(6ei) Computer Simulations of Nanoparticle Delivery: From Nanoparticle Design to Cell Membranes

The delivery of therapeutics to disease sites via nanocarriers represents one of the active research areas in the applications of nanotechnology to medicine. It is a rather complicated process involving several different steps ranging from the synthesis of nanocarriers with therapeutics, to the circulation of nanocarries in the body, the interactions of nanocarriers with cell surfaces, the cell membrane penetration and internalization of nanocarriers, and the release of therapeutics from the nanocarriers, etc. Each of these steps, and thus the effectiveness of the overall therapeutics delivery, are affected by different factors, such as the design of nanocarriers, the therapeutics-nanocarriers interactions, the specific composition of the disease cell surfaces and so on. Using computer simulation and modeling, we have investigated the problem from the perspectives of nanoparticles design and cell membranes: 1) the design of the functionalized spherical nanoparticles affects their specific interactions with cell surfaces of interest. Such specific interactions between the functionalized nanoparticles and cell surfaces are achieved using the ligand-receptor interactions. Different nanoparticle design factors, including the characteristics of polymer tethers, nanoparticle size, the ligand density and architectures, the ligand-receptor interaction strength, and so on, are explored in order to generalize their influences on the interaction affinity between nanoparticles and cell surfaces.
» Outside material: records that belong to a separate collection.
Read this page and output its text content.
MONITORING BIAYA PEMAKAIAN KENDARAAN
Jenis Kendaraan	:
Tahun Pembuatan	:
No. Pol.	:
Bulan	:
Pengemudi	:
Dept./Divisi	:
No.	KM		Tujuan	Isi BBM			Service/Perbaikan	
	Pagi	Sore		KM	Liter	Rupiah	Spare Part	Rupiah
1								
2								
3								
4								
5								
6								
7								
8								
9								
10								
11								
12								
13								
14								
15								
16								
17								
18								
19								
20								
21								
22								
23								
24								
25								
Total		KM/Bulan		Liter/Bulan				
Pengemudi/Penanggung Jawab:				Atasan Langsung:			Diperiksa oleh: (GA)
The ‘dilemma’ of the interaction affinity and interaction specificity are illustrated and some strategies to overcome the ‘dilemma’ and achieve both high affinity and specificity of nanoparticles-cell surface interaction are discussed; 2) the architecture of lipid tails influences the formation and the morphologies of water pores inside the lipid membranes. The resultant formation of either hydrophobic or hydrophilic water pores inside the lipid membrane possibly dictates the transport of the materials across of lipid membranes. The knowledge gained from these studies enables the fundamental understanding of the delivery of therapeutics via nanocarries and hopefully serves as guidance for the future experimental design of nanocarriers to obtain optimal therapeutic effects.